Бенедикт на мгновение задумался, потом, вдруг просияв, сказал:
– Следствием явилось то, что он влюбился в Брунгильду Непобедимую. Есть еще одно следствие, которому сейчас пятнадцать лет, – это его сын Аполлоша.
– То есть твои неудачи приносят людям счастье? – уточнил Василиск.
– Получается, что так, – промямлил совершенно сбитый с толку ангел. – Получается, что как бы ни поворачивалась ситуация, я всегда, как говорит трактирщик Джулиус, в прибыли. Так что выходит…
– Так-то и выходит, что из-за какого-то морально неустойчивого привидения, из-за его проблем, из-за его инфантильности и неуверенности ты собрался принести в жертву самое великое, самое грандиозное, что только могло с тобой случиться, – свою любовь, – подвел итог Василиск. – Пересмотри свои неудачи, рассортируй их – и картина получится совершенно другой. Как-нибудь на досуге подумай еще вот о чем: обратной стороной невезения является удача. А какого размера удача причитается тебе?

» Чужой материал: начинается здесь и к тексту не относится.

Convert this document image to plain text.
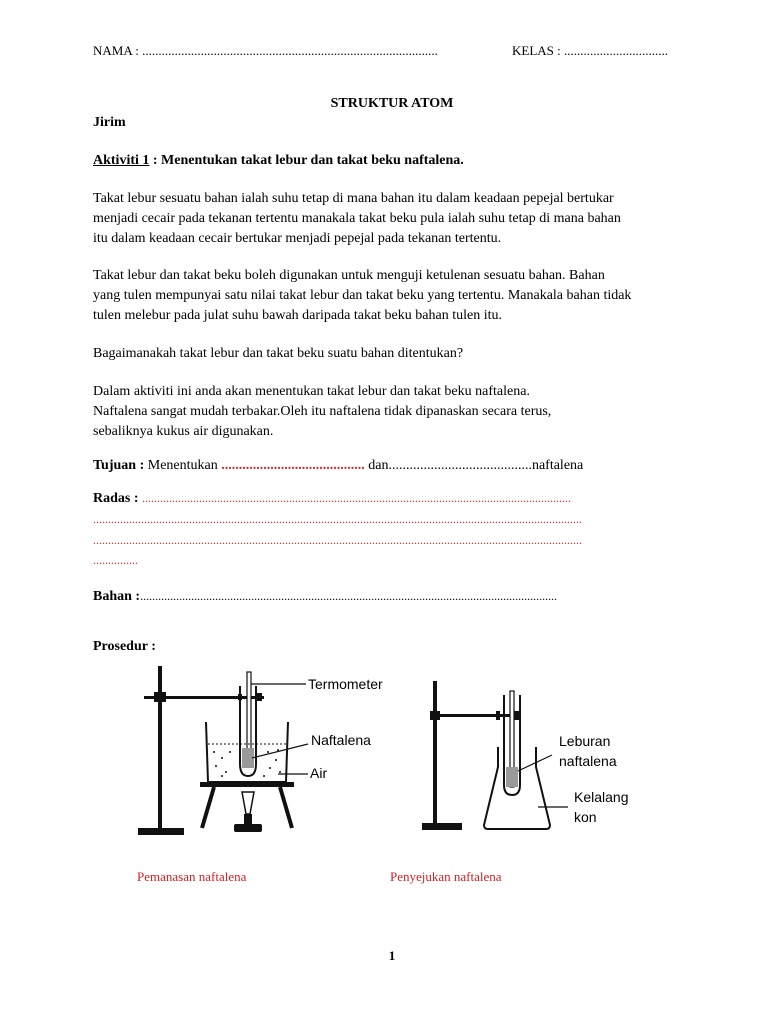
NAMA : ...........................................................................................	KELAS : ................................
STRUKTUR ATOM
Jirim
Aktiviti 1 : Menentukan takat lebur dan takat beku naftalena.
Takat lebur sesuatu bahan ialah suhu tetap di mana bahan itu dalam keadaan pepejal bertukar
menjadi cecair pada tekanan tertentu manakala takat beku pula ialah suhu tetap di mana bahan
itu dalam keadaan cecair bertukar menjadi pepejal pada tekanan tertentu.
Takat lebur dan takat beku boleh digunakan untuk menguji ketulenan sesuatu bahan. Bahan
yang tulen mempunyai satu nilai takat lebur dan takat beku yang tertentu. Manakala bahan tidak
tulen melebur pada julat suhu bawah daripada takat beku bahan tulen itu.
Bagaimanakah takat lebur dan takat beku suatu bahan ditentukan?
Dalam aktiviti ini anda akan menentukan takat lebur dan takat beku naftalena.
Naftalena sangat mudah terbakar.Oleh itu naftalena tidak dipanaskan secara terus,
sebaliknya kukus air digunakan.
Tujuan : Menentukan ......................................... dan.........................................naftalena
Radas : ...............................................................................................................................................
...................................................................................................................................................................
...................................................................................................................................................................
...............
Bahan :...........................................................................................................................................
Prosedur :
Termometer
Naftalena
Air
Leburan
naftalena
Kelalang
kon
Pemanasan naftalena	Penyejukan naftalena
1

– А я ведь везунчик, – пролепетал ангел, оглушенный этим открытием. – Я ведь самый удачливый человек на свете!
– Как ты себя назвал? – В голосе Василиска прозвучала добрая усмешка.
– Человеком. – Бенедикт умолк, нахмурился и вдруг рассмеялся – громким счастливым смехом. – Я человек! Я действительно человек! У меня получилось стать человеком!
– То-то! – Василиск скрипуче рассмеялся. Глаза его были закрыты, но он видел все. Как это получалось, Василиск вряд ли объяснил бы. Просто он видел намного глубже, заглядывал за закрытые двери, проникал в закрытые души. – А знаешь, когда ты стал человеком? – спросил старик и сам же ответил на свой вопрос: – Когда научился жертвовать. Этим люди отличаются от других существ. Лично я самопожертвованием не страдаю и не понимаю этого, но людишки почему-то с ним носятся. Ладно, иди уже. Реклама кончилась, пора следующую серию смотреть.
– Скажите, – Бенедикту показалось, что Василиск покривил душой, когда рассказывал о своем отношении к самопожертвованию, и он решил уточнить: – вы все свое время здесь проводите?
– Конечно, не могу же я допустить, чтобы жизнь под моим взглядом в камень превратилась! – И Василиск захрапел.
Бенедикт пересек комнату и хотел было ступить на лестницу, но его остановил голос Василиска:
– Носок с головы сними, остолоп!
Ангел сдернул головной убор и с удивлением обнаружил в руках полосатый носок старика Амината. Он усмехнулся, засунул волшебный предмет в карман и пошел вниз по лестнице. Вдогонку за ним несся раскатистый храп старика.
На следующей площадке башни его ожидал сюрприз – статуя Бельведерского. Атлет стоял в центре комнаты, по стенам которой тянулась полка, напоминающая куриный насест. На насесте, притихшие в восторженном благоговении, сидели, любуясь идеальным телосложением Бельведерского, гарпии. В комнате стояла непривычная тишина, а ведь обычно птицебабы вели себя очень шумно. Они ругались и ссорились без причины – просто скандал был единственным развлечением в их долгой жизни.
Бенедикт заметил платок-самобранку, все еще обвязанный вокруг каменной руки, и подошел к статуе. Он взялся за зеленую ткань, потянул и…
И тут началось!
– Грабют! – закричала одна гарпия.
– Девочки, грабют! – поддержали крик остальные.
А дальше ангелу пришлось решать очередную этическую проблему: как защищаться от хищных птиц, если они наполовину женщины. И что делать – позволить побить себя или сбежать?